The circle containing semicircle $q$ is the image of $p$ in homothety with center $M$ and factor $1/2$, hence $Q$ is the midpoint of $RM$. Since triangles $M{P}_{1}Q$, $P_{2}RQ$ share the angle by $Q$, we have $$\frac{S_1}{S_2}=\frac{\frac{1}{2}{P}_{1}Q\cdot MQ\cdot \sin \angle P_{1}QM}{\frac{1}{2}{P}_{2}Q\cdot RQ\cdot \sin \angle P_{2}QR}=\frac{P_{1}Q}{P_{2}Q}.$$ Let $KM=r$, $ML=x$, $P_{1}L=d_1$, $QL=d_2$ (Fig. 1).
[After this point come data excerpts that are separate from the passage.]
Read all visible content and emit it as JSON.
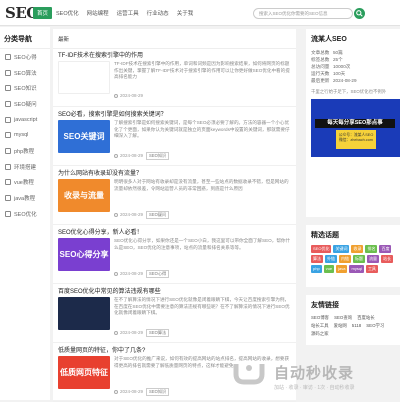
{
  "header": {
    "logo": "SEO",
    "nav": [
      "首页",
      "SEO优化",
      "网站编程",
      "运营工具",
      "行业动态",
      "关于我"
    ],
    "active_index": 0,
    "search_placeholder": "搜索入SEO优化你需要的SEO信息"
  },
  "sidebar": {
    "title": "分类导航",
    "items": [
      "SEO心得",
      "SEO算法",
      "SEO知识",
      "SEO疑问",
      "javascript",
      "mysql",
      "php教程",
      "环境搭建",
      "vue教程",
      "java教程",
      "SEO优化"
    ]
  },
  "main": {
    "heading": "最新",
    "articles": [
      {
        "title": "TF-IDF技术在搜索引擎中的作用",
        "thumb": "",
        "thumb_color": "#ffffff",
        "excerpt": "TF-IDF技术在搜索引擎中的作用，单词和词频是因为影响搜索结果，如何将网页的标题作出关键，掌握了解TF-IDF技术对于搜索引擎的作用可以让你更好做SEO优化中看的提高排名能力",
        "date": "2024-08-29",
        "tag": "",
        "has_image": false
      },
      {
        "title": "SEO必看，搜索引擎是如何搜索关键词？",
        "thumb": "SEO关键词",
        "thumb_color": "#2f6fd6",
        "excerpt": "了解搜索引擎是如何搜索关键词，是每个SEO必须必要了解的。方法的容器一个小心优化了个更面，如果你认为关键词就是独立的页面keywords中设置的关键词，那就需要仔细深入了解。",
        "date": "2024-08-29",
        "tag": "SEO知识",
        "has_image": true
      },
      {
        "title": "为什么网站有收录却没有流量？",
        "thumb": "收录与流量",
        "thumb_color": "#f08a2c",
        "excerpt": "明明很多人对于网站有收录却是没有流量，甚至一些站点的数据收录不错，但是网站的流量却依然很差，令网站运营人员的非常困惑，到底是什么原因",
        "date": "2024-08-29",
        "tag": "SEO疑问",
        "has_image": true
      },
      {
        "title": "SEO优化心得分享，新人必看！",
        "thumb": "SEO心得分享",
        "thumb_color": "#7a3fd0",
        "excerpt": "SEO优化心得分享，如果你还是一个SEO小白，我这里可以带你全面了解SEO，帮你什么是SEO，SEO优化的注意事项，站点的流量和排名关系等等。",
        "date": "2024-08-29",
        "tag": "SEO心得",
        "has_image": true
      },
      {
        "title": "百度SEO优化中常见的算法违规有哪些",
        "thumb": "",
        "thumb_color": "#1c2a4a",
        "excerpt": "在不了解算法的情况下进行SEO优化就像是闭着眼睛下棋，今天让百度搜索引擎为例，在百度在SEO优化中需要注意的算法违规有哪些呢？在不了解算法的情况下进行SEO优化就像闭着眼睛下棋。",
        "date": "2024-08-29",
        "tag": "SEO算法",
        "has_image": true
      },
      {
        "title": "低质量网页的特征，你中了几条?",
        "thumb": "低质网页特征",
        "thumb_color": "#e8402f",
        "excerpt": "对于SEO优化的推广来说，如何有效的提高网站的站点排名，提高网站的收录，想要获得更高的排名就需要了解低质量网页的特点，这样才能避免。",
        "date": "2024-08-29",
        "tag": "SEO知识",
        "has_image": true
      }
    ]
  },
  "profile": {
    "title": "流某人SEO",
    "rows": [
      [
        "文章总数",
        "50篇"
      ],
      [
        "标签总数",
        "25个"
      ],
      [
        "总访问量",
        "10000次"
      ],
      [
        "运行天数",
        "100天"
      ],
      [
        "最后更新",
        "2024-08-29"
      ]
    ],
    "quote": "千里之行始于足下，SEO优化也不例外",
    "promo_banner": "每天每分享SEO那点事",
    "promo_card_1": "公众号：流某人SEO",
    "promo_card_2": "微信：zhebach.com"
  },
  "hot_tags": {
    "title": "精选话题",
    "items": [
      {
        "label": "SEO优化",
        "color": "#e85c5c"
      },
      {
        "label": "关键词",
        "color": "#3aa3e3"
      },
      {
        "label": "收录",
        "color": "#f0a030"
      },
      {
        "label": "排名",
        "color": "#6bbf4e"
      },
      {
        "label": "百度",
        "color": "#9b59b6"
      },
      {
        "label": "算法",
        "color": "#e85c5c"
      },
      {
        "label": "外链",
        "color": "#3aa3e3"
      },
      {
        "label": "内链",
        "color": "#f0a030"
      },
      {
        "label": "标题",
        "color": "#6bbf4e"
      },
      {
        "label": "流量",
        "color": "#9b59b6"
      },
      {
        "label": "站长",
        "color": "#e85c5c"
      },
      {
        "label": "php",
        "color": "#3aa3e3"
      },
      {
        "label": "vue",
        "color": "#6bbf4e"
      },
      {
        "label": "java",
        "color": "#f0a030"
      },
      {
        "label": "mysql",
        "color": "#9b59b6"
      },
      {
        "label": "工具",
        "color": "#e85c5c"
      }
    ]
  },
  "friend_links": {
    "title": "友情链接",
    "items": [
      "SEO博客",
      "SEO查询",
      "百度站长",
      "站长工具",
      "爱站网",
      "5118",
      "SEO学习",
      "源码之家"
    ]
  },
  "watermark": {
    "title": "自动秒收录",
    "sub": "加站 · 收录 · 审访 · 1次 · 自动秒收录"
  }
}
Points $P_1$, $P_2$ are symmetric about $KM$, therefore $P_{1}L=P_{2}L$ and $P_{2}Q=d_1-d_2$. Denote by $M^{\prime }$ the point such that $M{M}^{\prime }$ is the diameter of $p$. Then triangle $M^{\prime }M{P}_1$ is right and by Geometric Mean Theorem (an altitude splits a right triangle into two similar triangles) we get $d_1^2=x(2r-x)$. Similarly in right triangle $KQM$ we get $d_2^2=x(r-x)$ and thus $$\begin{array}{rl}\frac{S_1}{S_2}& =\frac{P_{1}Q}{P_{2}Q}=\frac{d_1+d_2}{d_1-d_2}=\frac{(d_1+d_2{)}^2}{d_1^2-d_2^2}\\ & =\frac{x(2r-x)+x(r-x)+2\sqrt{x(2r-x)\cdot x(r-x)}}{rx}\\ & =\frac{3r-2x+2\sqrt{(2r-x)(r-x)}}{r}.\end{array}$$ Fig. 1 We view the expression as a function of variable $x$ with parameter $r$. The function is decreasing on $(0,r)$ (both functions $3r-2x$ and $(2r-x)(r-x)$ are decreasing), therefore it attains its maximum $3+2\sqrt{2}$ at $x=0$ and minimum $1$ at $x=r$. By the problem statement, $x\in (0,r)$, thus $1<S_1/S_2<3+2\sqrt{2}=3+\sqrt{8}$.